Все в ней было хорошо, кроме этого мальца — шебутной, непослушный. Громкий. Васькой его звали. Сколько помню, всегда был в движении, а в моей квартире силы его как будто удесятерялись. И крики, и шум, и скрипы. Света его уведёт, а звуки, кажется, всё ещё в квартире. Ещё заметил, что после его визитов мне долго не пишется. Короче, попросил Свету оставлять его у кого-нибудь, пока она со мной, мол, разрушает всю романтику. Так и прожили «вместе-врозь» пару лет. Я писал, издавал, ездил по Союзу на конференции и прочее.

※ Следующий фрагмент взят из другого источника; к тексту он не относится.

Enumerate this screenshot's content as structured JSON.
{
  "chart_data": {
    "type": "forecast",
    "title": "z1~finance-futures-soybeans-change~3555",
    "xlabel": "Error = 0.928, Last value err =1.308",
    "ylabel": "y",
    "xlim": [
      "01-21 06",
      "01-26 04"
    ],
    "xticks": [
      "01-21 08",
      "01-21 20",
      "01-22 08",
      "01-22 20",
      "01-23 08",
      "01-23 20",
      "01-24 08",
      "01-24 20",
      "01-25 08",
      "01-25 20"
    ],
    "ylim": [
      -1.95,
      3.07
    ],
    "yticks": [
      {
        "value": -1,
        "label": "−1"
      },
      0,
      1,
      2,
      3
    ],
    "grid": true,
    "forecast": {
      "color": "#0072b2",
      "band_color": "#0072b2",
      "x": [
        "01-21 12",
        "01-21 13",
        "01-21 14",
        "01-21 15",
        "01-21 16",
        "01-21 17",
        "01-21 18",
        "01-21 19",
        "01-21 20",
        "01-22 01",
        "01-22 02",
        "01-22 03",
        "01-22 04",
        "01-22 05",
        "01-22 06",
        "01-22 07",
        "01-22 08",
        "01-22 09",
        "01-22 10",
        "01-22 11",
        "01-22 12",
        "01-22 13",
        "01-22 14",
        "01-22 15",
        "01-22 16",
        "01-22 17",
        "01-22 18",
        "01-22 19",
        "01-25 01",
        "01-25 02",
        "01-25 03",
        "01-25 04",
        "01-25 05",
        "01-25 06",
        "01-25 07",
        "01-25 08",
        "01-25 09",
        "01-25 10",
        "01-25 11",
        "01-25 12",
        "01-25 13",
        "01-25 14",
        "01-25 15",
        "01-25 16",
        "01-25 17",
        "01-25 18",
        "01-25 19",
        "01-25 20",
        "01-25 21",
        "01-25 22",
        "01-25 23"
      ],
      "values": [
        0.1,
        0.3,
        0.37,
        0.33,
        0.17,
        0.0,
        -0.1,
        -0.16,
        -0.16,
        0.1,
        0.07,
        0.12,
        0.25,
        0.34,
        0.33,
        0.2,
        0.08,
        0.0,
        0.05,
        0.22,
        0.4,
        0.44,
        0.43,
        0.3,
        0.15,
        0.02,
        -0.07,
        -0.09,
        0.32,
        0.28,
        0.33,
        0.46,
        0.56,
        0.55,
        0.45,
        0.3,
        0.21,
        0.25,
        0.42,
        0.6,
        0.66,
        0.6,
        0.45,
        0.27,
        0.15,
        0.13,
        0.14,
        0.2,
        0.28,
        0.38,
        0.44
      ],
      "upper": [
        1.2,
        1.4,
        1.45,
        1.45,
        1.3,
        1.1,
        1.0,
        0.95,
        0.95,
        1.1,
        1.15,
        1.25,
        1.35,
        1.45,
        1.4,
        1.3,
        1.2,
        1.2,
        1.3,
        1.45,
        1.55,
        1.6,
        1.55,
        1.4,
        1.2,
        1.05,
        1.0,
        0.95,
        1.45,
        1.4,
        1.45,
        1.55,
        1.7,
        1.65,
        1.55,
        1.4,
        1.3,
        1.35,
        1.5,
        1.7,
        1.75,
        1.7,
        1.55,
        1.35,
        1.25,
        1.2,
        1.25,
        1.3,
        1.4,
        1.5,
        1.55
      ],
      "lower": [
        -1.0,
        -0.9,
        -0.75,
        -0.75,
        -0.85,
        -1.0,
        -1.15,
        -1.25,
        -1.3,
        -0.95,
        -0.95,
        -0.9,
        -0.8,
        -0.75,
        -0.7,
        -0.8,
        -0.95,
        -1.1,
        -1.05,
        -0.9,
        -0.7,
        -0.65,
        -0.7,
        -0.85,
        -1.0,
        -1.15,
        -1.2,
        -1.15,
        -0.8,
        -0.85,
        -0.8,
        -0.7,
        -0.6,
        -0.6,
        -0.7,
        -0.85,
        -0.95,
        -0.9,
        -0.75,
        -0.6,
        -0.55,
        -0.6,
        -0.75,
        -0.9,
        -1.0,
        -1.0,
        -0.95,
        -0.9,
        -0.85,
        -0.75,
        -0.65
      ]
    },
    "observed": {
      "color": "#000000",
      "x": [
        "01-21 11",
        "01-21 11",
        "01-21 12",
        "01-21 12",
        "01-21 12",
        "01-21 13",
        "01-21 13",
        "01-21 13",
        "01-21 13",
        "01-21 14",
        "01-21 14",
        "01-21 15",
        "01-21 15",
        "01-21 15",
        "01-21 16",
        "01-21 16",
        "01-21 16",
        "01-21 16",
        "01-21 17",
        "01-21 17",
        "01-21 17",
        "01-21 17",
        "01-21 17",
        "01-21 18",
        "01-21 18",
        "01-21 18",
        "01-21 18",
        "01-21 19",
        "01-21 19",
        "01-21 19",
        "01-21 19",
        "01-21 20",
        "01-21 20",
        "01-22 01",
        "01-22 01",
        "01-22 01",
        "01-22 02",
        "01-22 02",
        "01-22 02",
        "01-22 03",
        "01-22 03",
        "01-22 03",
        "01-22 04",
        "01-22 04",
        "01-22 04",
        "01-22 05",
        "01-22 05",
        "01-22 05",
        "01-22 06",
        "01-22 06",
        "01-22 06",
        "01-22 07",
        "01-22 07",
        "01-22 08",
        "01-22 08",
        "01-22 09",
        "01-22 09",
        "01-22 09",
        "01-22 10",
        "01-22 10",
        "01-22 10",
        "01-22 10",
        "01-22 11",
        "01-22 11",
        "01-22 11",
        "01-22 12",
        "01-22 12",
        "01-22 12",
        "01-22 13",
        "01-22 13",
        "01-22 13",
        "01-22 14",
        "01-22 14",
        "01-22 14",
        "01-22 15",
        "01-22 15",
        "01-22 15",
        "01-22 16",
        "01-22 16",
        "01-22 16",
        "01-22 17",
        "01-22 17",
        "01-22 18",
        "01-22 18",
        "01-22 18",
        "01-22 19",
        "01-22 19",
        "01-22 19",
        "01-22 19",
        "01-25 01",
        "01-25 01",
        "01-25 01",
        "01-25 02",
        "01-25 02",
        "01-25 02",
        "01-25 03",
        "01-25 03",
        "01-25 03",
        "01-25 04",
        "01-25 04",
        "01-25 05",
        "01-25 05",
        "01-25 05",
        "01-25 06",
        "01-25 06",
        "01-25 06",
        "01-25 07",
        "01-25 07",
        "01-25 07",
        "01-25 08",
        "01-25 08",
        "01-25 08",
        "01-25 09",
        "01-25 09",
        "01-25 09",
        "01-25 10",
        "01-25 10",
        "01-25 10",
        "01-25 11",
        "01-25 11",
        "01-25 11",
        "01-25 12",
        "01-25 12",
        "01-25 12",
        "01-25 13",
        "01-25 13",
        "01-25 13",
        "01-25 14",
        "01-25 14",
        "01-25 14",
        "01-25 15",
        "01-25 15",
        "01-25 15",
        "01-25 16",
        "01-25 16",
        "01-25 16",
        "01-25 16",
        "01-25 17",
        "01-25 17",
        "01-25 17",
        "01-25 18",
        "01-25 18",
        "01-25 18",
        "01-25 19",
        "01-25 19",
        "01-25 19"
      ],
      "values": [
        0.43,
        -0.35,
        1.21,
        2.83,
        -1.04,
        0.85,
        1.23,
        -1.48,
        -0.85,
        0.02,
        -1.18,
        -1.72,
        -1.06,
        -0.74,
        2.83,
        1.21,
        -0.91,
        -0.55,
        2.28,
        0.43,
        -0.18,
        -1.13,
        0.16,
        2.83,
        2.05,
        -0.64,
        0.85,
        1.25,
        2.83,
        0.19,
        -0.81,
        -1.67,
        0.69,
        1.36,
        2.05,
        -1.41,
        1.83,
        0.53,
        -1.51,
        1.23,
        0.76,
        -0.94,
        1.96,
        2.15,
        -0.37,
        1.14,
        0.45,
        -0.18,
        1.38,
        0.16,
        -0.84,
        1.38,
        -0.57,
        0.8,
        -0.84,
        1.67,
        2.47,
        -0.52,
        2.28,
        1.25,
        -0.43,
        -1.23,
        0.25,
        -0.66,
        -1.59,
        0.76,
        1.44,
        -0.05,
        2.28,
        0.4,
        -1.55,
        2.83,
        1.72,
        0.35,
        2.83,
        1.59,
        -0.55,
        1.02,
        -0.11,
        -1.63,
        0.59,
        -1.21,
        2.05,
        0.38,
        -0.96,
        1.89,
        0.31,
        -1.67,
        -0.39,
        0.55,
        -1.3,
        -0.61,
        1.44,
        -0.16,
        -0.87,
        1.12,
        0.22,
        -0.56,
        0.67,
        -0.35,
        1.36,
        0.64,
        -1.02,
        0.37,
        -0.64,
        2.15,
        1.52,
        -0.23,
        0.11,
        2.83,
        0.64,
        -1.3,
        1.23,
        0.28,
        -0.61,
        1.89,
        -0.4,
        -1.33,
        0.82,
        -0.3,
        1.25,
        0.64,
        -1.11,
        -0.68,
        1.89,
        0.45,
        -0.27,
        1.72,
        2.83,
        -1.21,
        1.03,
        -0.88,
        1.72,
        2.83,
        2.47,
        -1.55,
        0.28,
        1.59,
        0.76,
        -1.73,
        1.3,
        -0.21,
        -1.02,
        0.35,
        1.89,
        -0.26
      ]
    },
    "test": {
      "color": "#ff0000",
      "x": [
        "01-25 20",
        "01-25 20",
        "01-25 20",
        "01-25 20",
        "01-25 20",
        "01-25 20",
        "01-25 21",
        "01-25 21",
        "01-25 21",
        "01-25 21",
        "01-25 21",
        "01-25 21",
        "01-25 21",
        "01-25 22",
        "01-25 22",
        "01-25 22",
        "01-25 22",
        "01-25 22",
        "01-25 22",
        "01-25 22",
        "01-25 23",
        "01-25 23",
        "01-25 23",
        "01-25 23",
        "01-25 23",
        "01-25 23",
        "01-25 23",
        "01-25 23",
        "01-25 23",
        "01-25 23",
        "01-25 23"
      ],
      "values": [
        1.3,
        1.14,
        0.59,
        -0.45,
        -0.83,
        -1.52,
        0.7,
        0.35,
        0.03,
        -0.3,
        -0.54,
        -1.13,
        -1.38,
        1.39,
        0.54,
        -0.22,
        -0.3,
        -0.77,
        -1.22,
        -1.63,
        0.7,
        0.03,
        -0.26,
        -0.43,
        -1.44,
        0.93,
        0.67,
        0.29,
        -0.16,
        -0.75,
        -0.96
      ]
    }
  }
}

Самое время покупать приличное жильё, но не съезжал с квартиры только из-за этого сверчка.
 
Однажды Света попросила меня посидеть с Васькой. Не знаю, почему она не отвела его в тот день к какой-нибудь из своих подруг или вообще почему он не был в детском саду. Никогда не интересовался её сыном, мы были только сожителями.
А тут как-то неожиданно позвонила в дверь и виноватым таким голосом говорит: "Эдик, ну пожалуйста, я быстро". А Васька хитро ухмыляется из-за её плеча и сжимает какой-то игрушечный кларнет.
 
"Ну, если только ненадолго", — отвечаю с неохотой. Пропустил её пацана в квартиру. Васька сидел тихо пару минут, присматривался. Потом всунул эту свою дудку в рот и издал какие-то дикие звуки.
 
"Молчи, Васька!" — говорю. Он продолжает дудеть. И тут неожиданно раздалось стрекотание сверчка. Васка оживился и взял более высокую ноту.
 
"Молчи!" — повторяю. Васька, казалось, впал в транс и не реагировал на мои оклики. Я терпел сколько мог. Стрекотание стало более тревожным и умоляющим. Я попытался вырвать дудку из его рук, но он не давался и продолжал извлекать всё более и более дикие звуки. Наконец я ухитрился взять его за ухо и потащил к двери. Васька как-то отчаянно извернулся и издал уже совсем особую ноту. У меня сердце заныло от этого звука. В ответ раздался какой-то насекомый стон, и стрекотание внезапно оборвалось.
 
Васька тут же прекратил играть и, пока мы сидели у подъезда, вёл себя довольно хорошо.
 
Вечером громко треснуло зеркало в ванной, по всей длине. А через пару дней в прихожей появился запах, будто сдохла мышь.
 
Я оставлял блюдечки с едой в прихожей ещё месяц, но они оставалась нетронутыми.
 
Со Светкой у нас скоро всё закончилось, ссора какая-то мелкая. Она обиделась, а мне было всё равно.
 
***
— А стихов я больше не писал, — помолчав, добавил Смоленский, — Да и с той квартиры вскорости съехал, вернулся на завод, доработал до пенсии. А на остатки премий и гонораров купил вот эту дачу и переселился сюда. Мне ведь много не надо, а тут спокойно.
 
— Да, голубчик, — продолжил он и вздохнул, — У меня к вам большая просьба: не несите мне больше своих стихов. Повторюсь, что сам их уже давно не пишу и, признаться, чужие читать особого желания не испытываю. Как говорится: "Время — писать и время — молчать".
 
Он вздохнул и налил себе ещё водки.
 
Через два года он умер, а у меня вышел первый сборник стихов, впрочем, оставшийся незамеченным.